A few months later, as the intranet project got underway, I had a spark of inspiration. I needed to pilot a cross-departmental collaboration group on the new site to test out its functionality and demonstrate its value to leadership. I immediately thought of the troubles Sheila and I had been having for the last two years and decided to reach out to her. This time, instead of coming to her with complaints, I came with a solution: let’s launch a group for our teams to “work out loud” with one another so we can stay in sync as we work. After a short pause, probably to gauge whether my proposal was a hidden trap of some kind, she agreed.
“This time, instead of coming to her with complaints, I came with a solution: let’s launch a group for our teams to ‘work out loud’ with one another so we can stay in sync as we work.”

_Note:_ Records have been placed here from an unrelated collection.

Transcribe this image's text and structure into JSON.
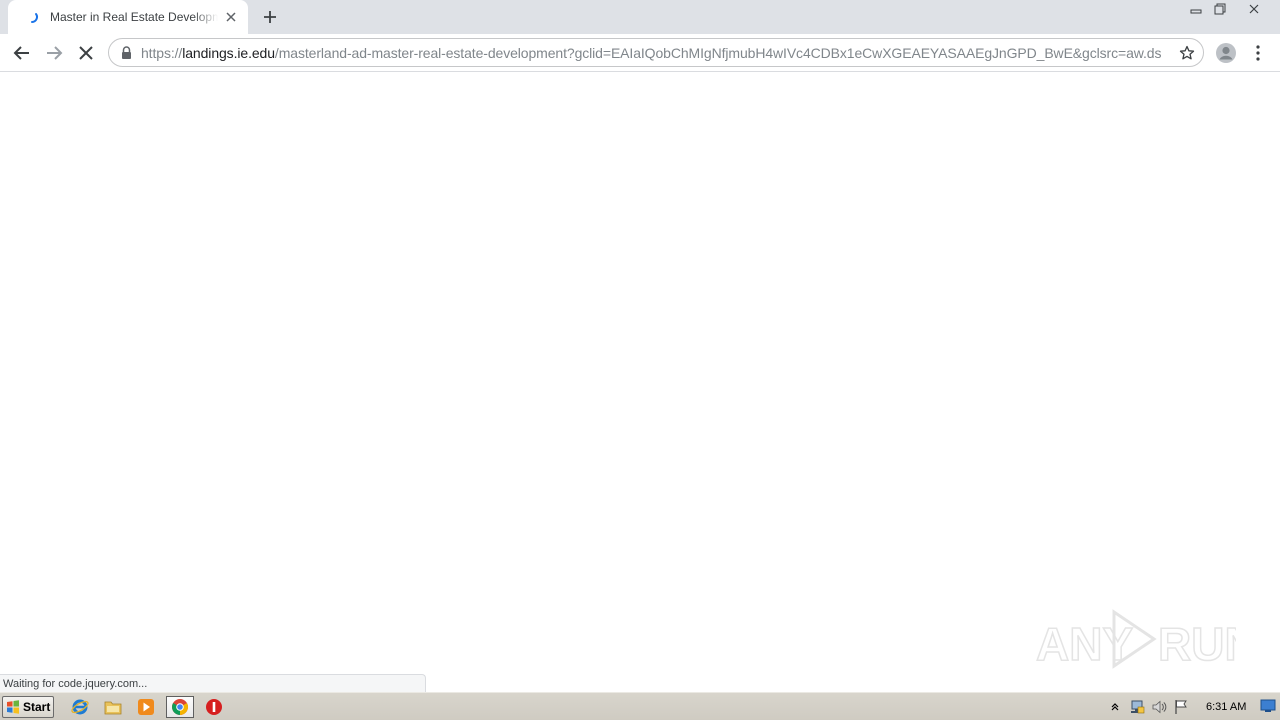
{
  "browser": {
    "tab": {
      "title": "Master in Real Estate Development - IE"
    },
    "address": {
      "scheme": "https://",
      "host": "landings.ie.edu",
      "path": "/masterland-ad-master-real-estate-development?gclid=EAIaIQobChMIgNfjmubH4wIVc4CDBx1eCwXGEAEYASAAEgJnGPD_BwE&gclsrc=aw.ds"
    },
    "status_text": "Waiting for code.jquery.com...",
    "watermark": "ANY RUN"
  },
  "taskbar": {
    "start_label": "Start",
    "clock": "6:31 AM"
  },
  "colors": {
    "spinner": "#1a73e8",
    "chrome_frame": "#dee1e6",
    "taskbar": "#d4d0c8"
  }
}
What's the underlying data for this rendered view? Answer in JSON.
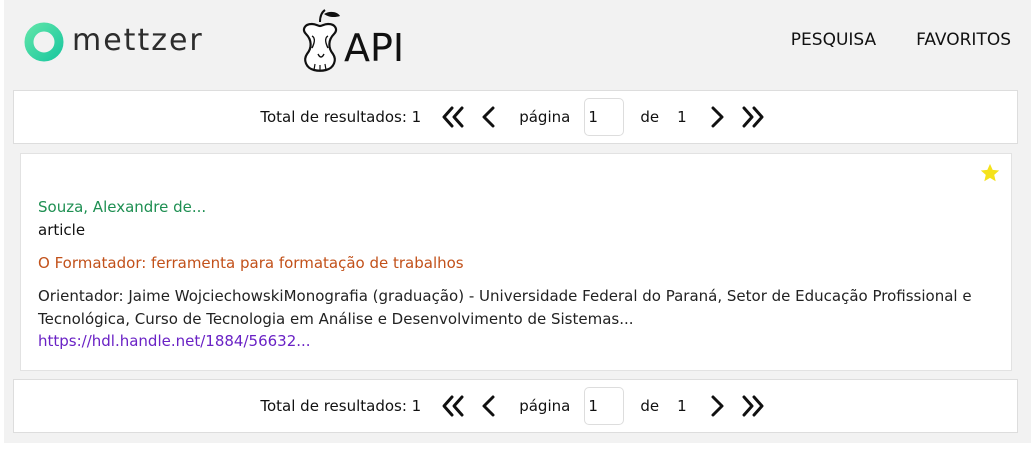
{
  "header": {
    "brand_name": "mettzer",
    "api_label": "API",
    "nav": [
      "PESQUISA",
      "FAVORITOS"
    ]
  },
  "pager": {
    "total_label": "Total de resultados: 1",
    "page_label": "página",
    "current_page": "1",
    "of_label": "de",
    "total_pages": "1"
  },
  "result": {
    "author": "Souza, Alexandre de...",
    "type": "article",
    "title": "O Formatador: ferramenta para formatação de trabalhos",
    "description": "Orientador: Jaime WojciechowskiMonografia (graduação) - Universidade Federal do Paraná, Setor de Educação Profissional e Tecnológica, Curso de Tecnologia em Análise e Desenvolvimento de Sistemas...",
    "link": "https://hdl.handle.net/1884/56632...",
    "favorited": true
  },
  "colors": {
    "brand_green": "#2ed39a",
    "author": "#1e8f52",
    "title": "#c2511a",
    "link": "#6a22c5",
    "star": "#f5e21b"
  },
  "icons": [
    "mettzer-logo-icon",
    "apple-core-icon",
    "double-chevron-left-icon",
    "chevron-left-icon",
    "chevron-right-icon",
    "double-chevron-right-icon",
    "star-icon"
  ]
}
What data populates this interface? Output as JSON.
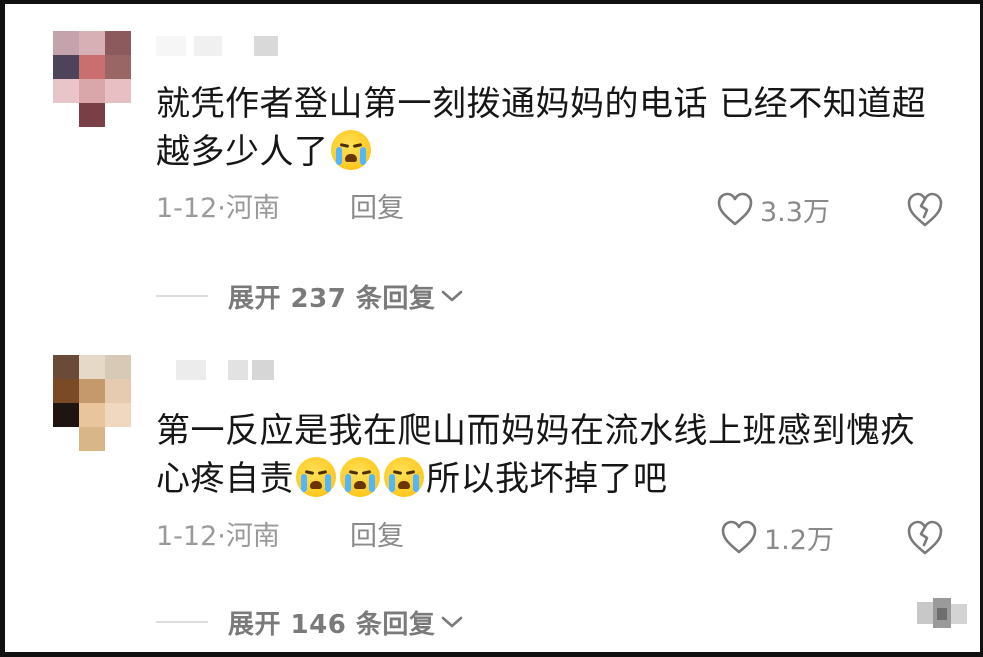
{
  "comments": [
    {
      "text_before_emoji": "就凭作者登山第一刻拨通妈妈的电话 已经不知道超越多少人了",
      "text_after_emoji": "",
      "emoji_count": 1,
      "date_location": "1-12·河南",
      "reply_label": "回复",
      "likes": "3.3万",
      "expand_label": "展开 237 条回复"
    },
    {
      "text_before_emoji": "第一反应是我在爬山而妈妈在流水线上班感到愧疚心疼自责",
      "text_after_emoji": "所以我坏掉了吧",
      "emoji_count": 3,
      "date_location": "1-12·河南",
      "reply_label": "回复",
      "likes": "1.2万",
      "expand_label": "展开 146 条回复"
    }
  ],
  "icons": {
    "like": "heart-outline-icon",
    "dislike": "broken-heart-icon",
    "expand": "chevron-down-icon",
    "emoji": "loudly-crying-face-icon"
  },
  "colors": {
    "text": "#161616",
    "meta": "#9a9a9a",
    "background": "#ffffff"
  }
}
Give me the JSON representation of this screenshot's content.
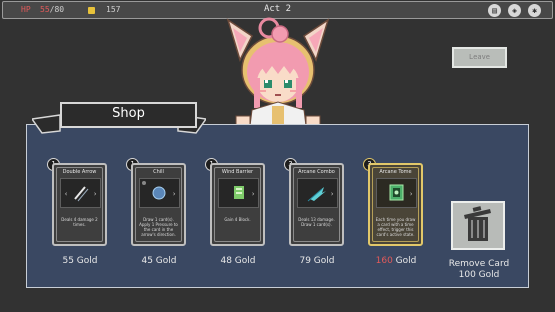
{
  "topbar": {
    "hp_label": "HP",
    "hp_current": "55",
    "hp_max": "/80",
    "gold": "157",
    "act": "Act 2",
    "icons": [
      "deck-icon",
      "map-icon",
      "settings-icon"
    ]
  },
  "leave_label": "Leave",
  "shop_title": "Shop",
  "cards": [
    {
      "cost": "1",
      "name": "Double Arrow",
      "desc": "Deals 4 damage 2 times.",
      "price": "55 Gold",
      "affordable": true,
      "rare": false
    },
    {
      "cost": "1",
      "name": "Chill",
      "desc": "Draw 1 card(s). Apply 1 Pressure to the card in the arrow's direction.",
      "price": "45 Gold",
      "affordable": true,
      "rare": false
    },
    {
      "cost": "1",
      "name": "Wind Barrier",
      "desc": "Gain 4 Block.",
      "price": "48 Gold",
      "affordable": true,
      "rare": false
    },
    {
      "cost": "3",
      "name": "Arcane Combo",
      "desc": "Deals 13 damage. Draw 1 card(s).",
      "price": "79 Gold",
      "affordable": true,
      "rare": false
    },
    {
      "cost": "3",
      "name": "Arcane Tome",
      "desc": "Each time you draw a card with a time effect, trigger this card's active state.",
      "price_value": "160",
      "price_unit": " Gold",
      "affordable": false,
      "rare": true
    }
  ],
  "remove": {
    "title": "Remove Card",
    "price": "100 Gold"
  },
  "colors": {
    "bg": "#323232",
    "panel": "#3a4862",
    "hp": "#e05a5a",
    "unaffordable": "#e25a5a",
    "rare_border": "#e2c86a"
  }
}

Fast forward to three months later. Our teams were using the new group to share documents and updates, which was helping us to get our work done more efficiently but also making it visible to members of the other team. Instead of feeling left out or resentful when hearing about what Sheila’s team was working on, I could casually throw out a question or comment and get a quick response. To my surprise, Sheila’s team seemed to appreciate the feedback and was forthcoming with information. My team was following suit. The transformation that took place over a few short months, all because of this new way of working, was way beyond what I had expected. Sheila and I even met up for drinks to talk about some projects of mutual interest. The future was bright.
“The transformation that took place over a few short months, all because of this new way of working, was way beyond what I had expected.”
So when investigating the reasons behind the lackluster performance of your latest employee engagement initiative, dare to think differently. How could the right communication and collaboration approach boost morale and productivity in your organization? It might just be the solution you’ve been searching for all along.